Hoy en día nos quejamos de que a la sociedad le faltan valores. De los humanos, porque valores monetarios estamos hartos de verlos, de oírlos, y de que nos amarguen la existencia en forma de deudas o hipotecas. Pero no nos damos cuenta del porqué. Que si la juventud es maleducada, vaga, egoísta; que si no se respeta a los mayores; que si no hay educación, ni ética, ni ná de ná... Yo creo sinceramente que el tiempo es oro. Y con esto no quiero decir que tengamos que ir con prisas de un sitio a otro, de una actividad a otra, de una pareja a otra, de un país a otro, como si el hecho de hacer un millón de cosas en estos cuatro días (como quien dice) que dura la vida significase valorar el tiempo en su justa medida, para nada. Quiero decir que lo más valioso que tenemos y que podemos entregar a los demás son nuestros segundos, minutos y horas. Mis compañeros de trabajo, que son muy sabios, saben esto como nadie. Cuando unos padres, desesperados porque ya no saben qué hacer con su hijo/a, llegan angustiados al instituto y piden ayuda, mis compañeros les dan la clave en dos palabras: dedicadle tiempo. El que podáis, les dicen, no importa que sean cuatro horas o dos, pero dedicadles tiempo. Para hablar. Para jugar. Para hacer los deberes. Para ir a la compra. Porque las cosas importantes en la vida se transmiten en compañía. Los valores humanos son transmitidos por las personas, no por máquinas, ni por actividades extraescolares, ni por regalos y más regalos, cada vez más caros y supuestamente más divertidos. Si nos fijásemos un poquito más, nos sorprendería ver la cantidad de niños que están más solos que la una. Porque esta sociedad, con su estilo de vida frenético y su jornada laboral interminable (algo impensable en los países del norte de Europa, donde la calidad de vida es muy alta), no nos deja emplear el tiempo en lo que de verdad importa. Es muy triste.
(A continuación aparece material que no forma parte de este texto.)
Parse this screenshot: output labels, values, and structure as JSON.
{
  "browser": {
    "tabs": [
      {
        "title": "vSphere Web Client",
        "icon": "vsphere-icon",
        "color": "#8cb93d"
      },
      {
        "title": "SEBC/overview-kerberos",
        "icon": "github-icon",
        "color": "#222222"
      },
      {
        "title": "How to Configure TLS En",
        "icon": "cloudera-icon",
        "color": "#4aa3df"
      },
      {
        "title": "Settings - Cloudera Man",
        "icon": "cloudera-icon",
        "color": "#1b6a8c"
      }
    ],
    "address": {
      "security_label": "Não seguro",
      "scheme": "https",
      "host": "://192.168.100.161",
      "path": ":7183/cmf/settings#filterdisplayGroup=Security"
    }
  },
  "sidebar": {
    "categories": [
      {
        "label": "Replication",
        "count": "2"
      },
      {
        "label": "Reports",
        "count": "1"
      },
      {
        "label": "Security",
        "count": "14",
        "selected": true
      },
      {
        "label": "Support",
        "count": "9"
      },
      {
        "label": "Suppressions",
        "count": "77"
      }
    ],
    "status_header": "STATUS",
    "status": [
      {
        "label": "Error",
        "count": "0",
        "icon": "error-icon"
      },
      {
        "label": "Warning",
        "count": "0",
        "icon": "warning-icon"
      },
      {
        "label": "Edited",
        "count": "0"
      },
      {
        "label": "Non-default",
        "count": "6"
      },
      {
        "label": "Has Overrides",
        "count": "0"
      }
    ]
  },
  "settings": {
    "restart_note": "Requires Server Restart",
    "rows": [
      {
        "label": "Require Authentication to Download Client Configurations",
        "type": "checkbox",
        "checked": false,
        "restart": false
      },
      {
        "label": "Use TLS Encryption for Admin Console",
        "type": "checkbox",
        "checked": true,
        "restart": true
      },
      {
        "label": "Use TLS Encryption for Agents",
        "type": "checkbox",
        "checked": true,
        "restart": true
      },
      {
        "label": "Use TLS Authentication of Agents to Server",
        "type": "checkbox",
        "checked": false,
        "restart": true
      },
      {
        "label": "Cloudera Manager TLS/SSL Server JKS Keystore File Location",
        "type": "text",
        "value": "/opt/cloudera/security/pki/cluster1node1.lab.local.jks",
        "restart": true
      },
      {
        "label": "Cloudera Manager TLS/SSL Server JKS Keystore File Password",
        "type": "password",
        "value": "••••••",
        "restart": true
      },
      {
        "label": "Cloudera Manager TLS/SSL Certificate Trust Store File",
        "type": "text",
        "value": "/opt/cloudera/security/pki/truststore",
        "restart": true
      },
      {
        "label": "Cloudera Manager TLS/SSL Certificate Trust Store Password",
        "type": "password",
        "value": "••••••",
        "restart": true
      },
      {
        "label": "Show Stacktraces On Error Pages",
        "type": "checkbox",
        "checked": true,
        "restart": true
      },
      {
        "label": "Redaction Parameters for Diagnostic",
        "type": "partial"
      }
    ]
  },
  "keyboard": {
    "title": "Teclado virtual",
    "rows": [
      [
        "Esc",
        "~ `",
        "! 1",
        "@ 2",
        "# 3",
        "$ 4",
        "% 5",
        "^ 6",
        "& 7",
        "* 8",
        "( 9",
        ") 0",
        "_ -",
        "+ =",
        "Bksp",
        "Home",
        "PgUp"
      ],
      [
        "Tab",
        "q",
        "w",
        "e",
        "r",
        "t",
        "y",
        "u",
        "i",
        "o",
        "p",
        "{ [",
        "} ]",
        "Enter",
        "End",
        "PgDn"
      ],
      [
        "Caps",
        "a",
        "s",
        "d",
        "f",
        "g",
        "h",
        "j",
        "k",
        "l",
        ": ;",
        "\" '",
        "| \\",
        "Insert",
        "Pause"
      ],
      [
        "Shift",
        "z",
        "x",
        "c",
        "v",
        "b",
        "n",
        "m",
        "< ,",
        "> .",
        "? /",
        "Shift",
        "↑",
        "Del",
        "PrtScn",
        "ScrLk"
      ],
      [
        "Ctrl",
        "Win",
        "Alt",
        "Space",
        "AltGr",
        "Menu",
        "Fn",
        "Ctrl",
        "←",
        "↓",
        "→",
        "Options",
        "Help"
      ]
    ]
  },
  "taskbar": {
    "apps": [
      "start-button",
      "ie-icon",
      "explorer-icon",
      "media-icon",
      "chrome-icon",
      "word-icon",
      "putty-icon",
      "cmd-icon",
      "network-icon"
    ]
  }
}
Hace unos días me llegó una carta del hospital. Siempre la mandan cuando vas a hacer una donación. Te dan las gracias. He leído que una sola donación puede llegar a salvar tres vidas. Si esas personas pudieran hacerlo, le expresarían su gratitud mejor que nosotros, dice. La gratitud no va dirigida a mí. Cuando una planta crece, se lo debe al suelo en el que está plantada, al sol que la calienta, y sobre todo, al jardinero que la riega, y la cuida. Esa carta va dirigida a mi padre, que es quien me lo transmitió.

Por eso, las gracias se las doy yo a él. Y a mi madre. Por sus horas conmigo.